L’autre apport de l’arrêt de la chambre commerciale du 19 octobre 2022 est d’assigner une double fonction à la faute grave de l’agent commercial : elle prive l’agent commercial de toute indemnité de fin de contrat et ouvre une action en responsabilité civile au profit du mandant. L’article L. 134-13 du Code de commerce n’est pas un texte réglant une question de responsabilité civile. Dans ces conditions, pourquoi faire produire à la faute grave une fonction d’engagement de la responsabilité civile ? Deux éléments d’explication sont possibles. La première raison tient dans l’idée qu’il serait illogique de subordonner la responsabilité contractuelle du mandataire à une faute simple, d’une part, et la privation d’indemnité de fin de mandat à une faute grave, d’autre part. En second lieu, on relèvera que la faute grave est parfois utilisée par des textes législatifs de responsabilité civile. La faute grave est exigée par l’article 800 du code civil comme fait générateur de la responsabilité civile du mandataire de succession. Si le présent arrêt de la chambre commerciale de la Cour de cassation du 19 octobre 2022 mobilise donc d’importants arguments, une remarque interpelle le lecteur : pourquoi distinguer conceptuellement faute grave et faute lourde si ces deux types de fautes qualifiées produisent exactement les mêmes fonctions ? Le critère de distinction entre ces deux fautes ne devrait donc pas être de nature conceptuelle mais bien de nature  fonctionnelle.

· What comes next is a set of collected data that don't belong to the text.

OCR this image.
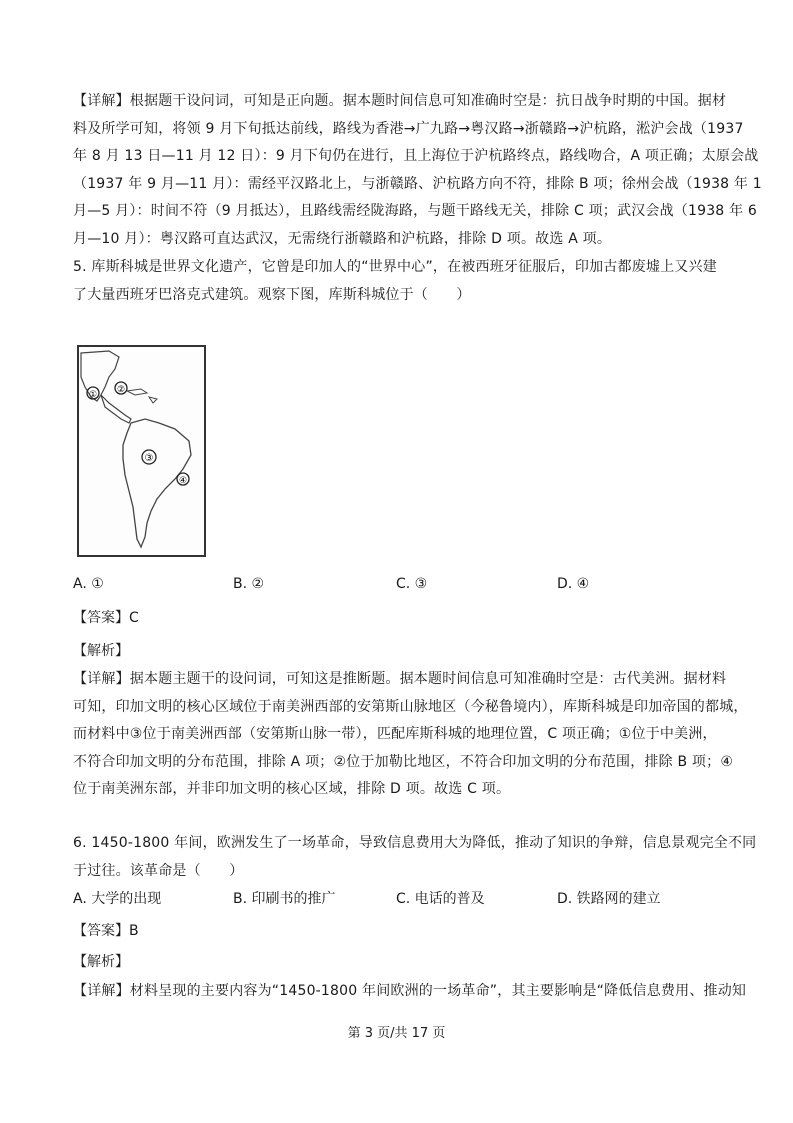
【详解】根据题干设问词，可知是正向题。据本题时间信息可知准确时空是：抗日战争时期的中国。据材
料及所学可知，将领 9 月下旬抵达前线，路线为香港→广九路→粤汉路→浙赣路→沪杭路，淞沪会战（1937
年 8 月 13 日—11 月 12 日）：9 月下旬仍在进行，且上海位于沪杭路终点，路线吻合，A 项正确；太原会战
（1937 年 9 月—11 月）：需经平汉路北上，与浙赣路、沪杭路方向不符，排除 B 项；徐州会战（1938 年 1
月—5 月）：时间不符（9 月抵达），且路线需经陇海路，与题干路线无关，排除 C 项；武汉会战（1938 年 6
月—10 月）：粤汉路可直达武汉，无需绕行浙赣路和沪杭路，排除 D 项。故选 A 项。
5. 库斯科城是世界文化遗产，它曾是印加人的“世界中心”，在被西班牙征服后，印加古都废墟上又兴建
了大量西班牙巴洛克式建筑。观察下图，库斯科城位于（　　）
① ②
③
④
A. ①	B. ②	C. ③	D. ④
【答案】C
【解析】
【详解】据本题主题干的设问词，可知这是推断题。据本题时间信息可知准确时空是：古代美洲。据材料
可知，印加文明的核心区域位于南美洲西部的安第斯山脉地区（今秘鲁境内），库斯科城是印加帝国的都城，
而材料中③位于南美洲西部（安第斯山脉一带），匹配库斯科城的地理位置，C 项正确；①位于中美洲，
不符合印加文明的分布范围，排除 A 项；②位于加勒比地区，不符合印加文明的分布范围，排除 B 项；④
位于南美洲东部，并非印加文明的核心区域，排除 D 项。故选 C 项。
6. 1450-1800 年间，欧洲发生了一场革命，导致信息费用大为降低，推动了知识的争辩，信息景观完全不同
于过往。该革命是（　　）
A. 大学的出现	B. 印刷书的推广	C. 电话的普及	D. 铁路网的建立
【答案】B
【解析】
【详解】材料呈现的主要内容为“1450-1800 年间欧洲的一场革命”，其主要影响是“降低信息费用、推动知
第 3 页/共 17 页
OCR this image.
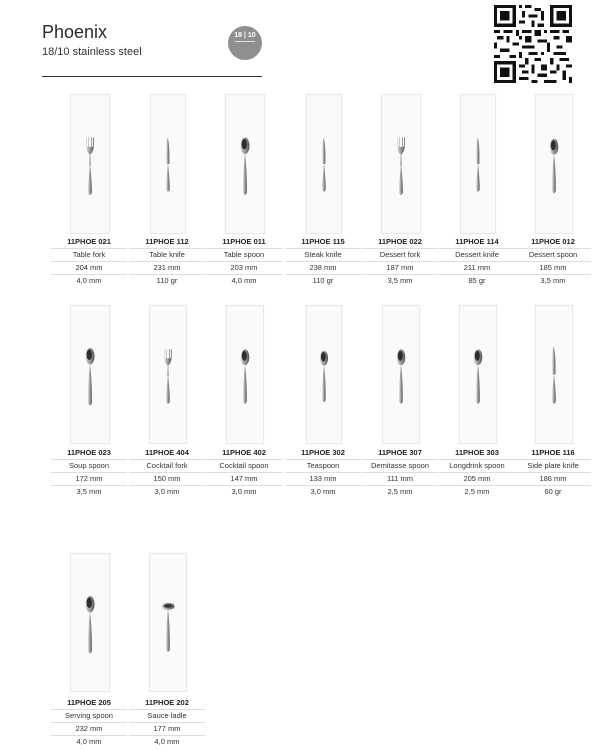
Phoenix
18/10 stainless steel
18 | 10
11PHOE 021
Table fork
204 mm
4,0 mm
11PHOE 112
Table knife
231 mm
110 gr
11PHOE 011
Table spoon
203 mm
4,0 mm
11PHOE 115
Steak knife
238 mm
110 gr
11PHOE 022
Dessert fork
187 mm
3,5 mm
11PHOE 114
Dessert knife
211 mm
85 gr
11PHOE 012
Dessert spoon
185 mm
3,5 mm
11PHOE 023
Soup spoon
172 mm
3,5 mm
11PHOE 404
Cocktail fork
150 mm
3,0 mm
11PHOE 402
Cocktail spoon
147 mm
3,0 mm
11PHOE 302
Teaspoon
133 mm
3,0 mm
11PHOE 307
Demitasse spoon
111 mm
2,5 mm
11PHOE 303
Longdrink spoon
205 mm
2,5 mm
11PHOE 116
Side plate knife
186 mm
60 gr
11PHOE 205
Serving spoon
232 mm
4,0 mm
11PHOE 202
Sauce ladle
177 mm
4,0 mm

[1] Cass. com., 19 oct. 2022, n°21-20.681.

[2] Cass. com., 15 oct. 2002, n° 00-18.122 : JurisData n° 2002-016033.

[3] Cass. com., 16 oct. 2001, n°99-11.932.

[4] Cass. com., 29 juin 2022, n°20-13.228 ; Cass. com, 29 juin 2022, n°20-11.952; JCP G 2022, n°35, comm. 959, note N. Dissaux.

[5]En faveur de l’assimilation faute grave/faute lourde, v.: Ph. Le Tourneau (dir.), « Droit de la responsabilité et des contrats, régimes d’indemnisation« , 2021/2022, Dalloz Action, n° 3121.161, p. 1274.

[6] Cass. 1re. civ., 29 oct. 2014, n°13-21.980; D. 2015, p. 188, note V. Mazeaud.